What has been more surprising for me, when investigating about Python history, was that real multithreading is not supported. Better said, if you create multiple thread, they cannot run concurrently - the interpreter allows just one of them to run most of the time, because all the threads hold the Global Interpreter Lock most of the time.
As discussed by an official FAQ entry, removal of the GIL was attempted, but it gave a big slowdown (2x on Windows platforms, more on Linux, which was slower for locking at that time; NPTL probably fixed that). I don't remember any profiling results, but the discussion on the python-dev ML focused on what I think is the right problem: updating object refcounts in an atomic way. Luckily you don't need to acquire a lock for that, atomic operations suffice. But still, that's the biggest cost, and it has such a big impact. How can other languages (like Java) implement multithreading?
The problem is that CPython is stuck with using the slow technique of reference counting instead of fast, modern, real GCs, so removing the GIL for CPython makes it twice as slow. Fine-grained threading is slightly slower, but not by that factor. Atomic manipulation of reference counts is what killed performance of GIL-free CPython (I can't provide benchmarks for this), and reference counting already slows down Python.

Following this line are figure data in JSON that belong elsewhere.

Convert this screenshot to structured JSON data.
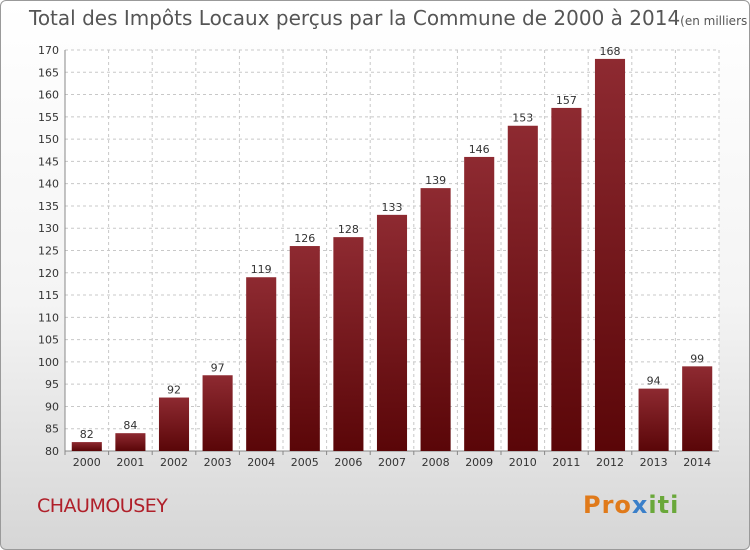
{
  "chart_data": {
    "type": "bar",
    "title": "Total des Impôts Locaux perçus par la Commune de 2000 à 2014",
    "unit": "(en milliers d'€)",
    "categories": [
      "2000",
      "2001",
      "2002",
      "2003",
      "2004",
      "2005",
      "2006",
      "2007",
      "2008",
      "2009",
      "2010",
      "2011",
      "2012",
      "2013",
      "2014"
    ],
    "values": [
      82,
      84,
      92,
      97,
      119,
      126,
      128,
      133,
      139,
      146,
      153,
      157,
      168,
      94,
      99
    ],
    "ylim": [
      80,
      170
    ],
    "yticks": [
      80,
      85,
      90,
      95,
      100,
      105,
      110,
      115,
      120,
      125,
      130,
      135,
      140,
      145,
      150,
      155,
      160,
      165,
      170
    ],
    "grid": true,
    "bar_color": "#7b1a22"
  },
  "commune": "CHAUMOUSEY",
  "logo": {
    "part1": "Pro",
    "part2": "x",
    "part3": "iti"
  }
}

Python developers still defend reference counting for its improved locality, which can improve performance; the reality is that the advantages of reduced memory usage and relative ease of implementation are outweighed by the caused slowdown, as shown by years of research and by practice of most current implementations.

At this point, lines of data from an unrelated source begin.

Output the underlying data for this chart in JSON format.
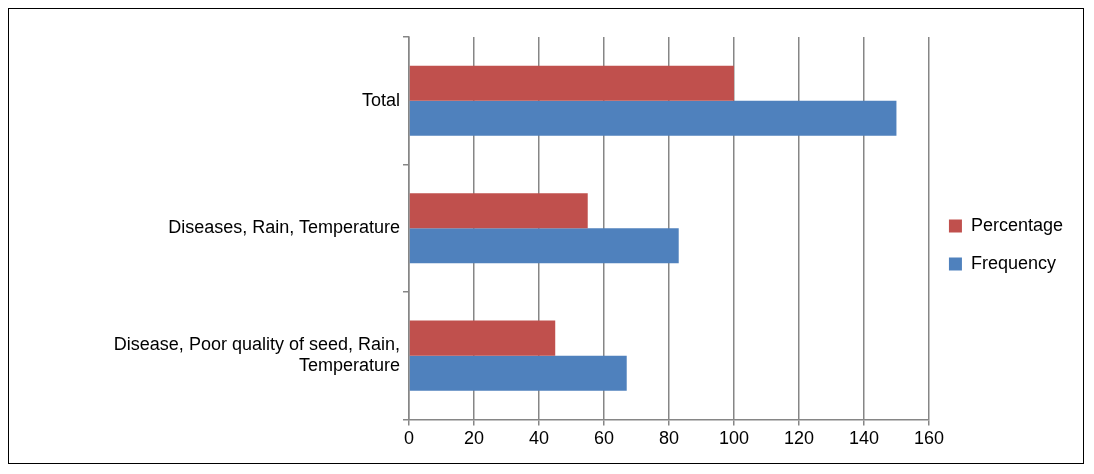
{
  "chart_data": {
    "type": "bar",
    "orientation": "horizontal",
    "categories": [
      "Total",
      "Diseases, Rain, Temperature",
      "Disease, Poor quality of seed, Rain, Temperature"
    ],
    "series": [
      {
        "name": "Percentage",
        "color": "#c0504d",
        "values": [
          100,
          55,
          45
        ]
      },
      {
        "name": "Frequency",
        "color": "#4f81bd",
        "values": [
          150,
          83,
          67
        ]
      }
    ],
    "xlim": [
      0,
      160
    ],
    "xticks": [
      0,
      20,
      40,
      60,
      80,
      100,
      120,
      140,
      160
    ],
    "grid": "x",
    "legend": "right"
  }
}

And even the ease of implementation issue, for extension developers, is debatable; I would like to compare Python C extension API with the one of OcaML, which has been described as powerful and easy to use by some of my colleagues, and is thought for usage of real garbage collector, but I didn't have time for that yet.
Memory usage is the _only_ real drawback of garbage collectors: to get good performance (even better than C explicit memory management) the heap size must be bigger, so that the collector is not invoked too often, and can reclaim lots of garbage for each scan.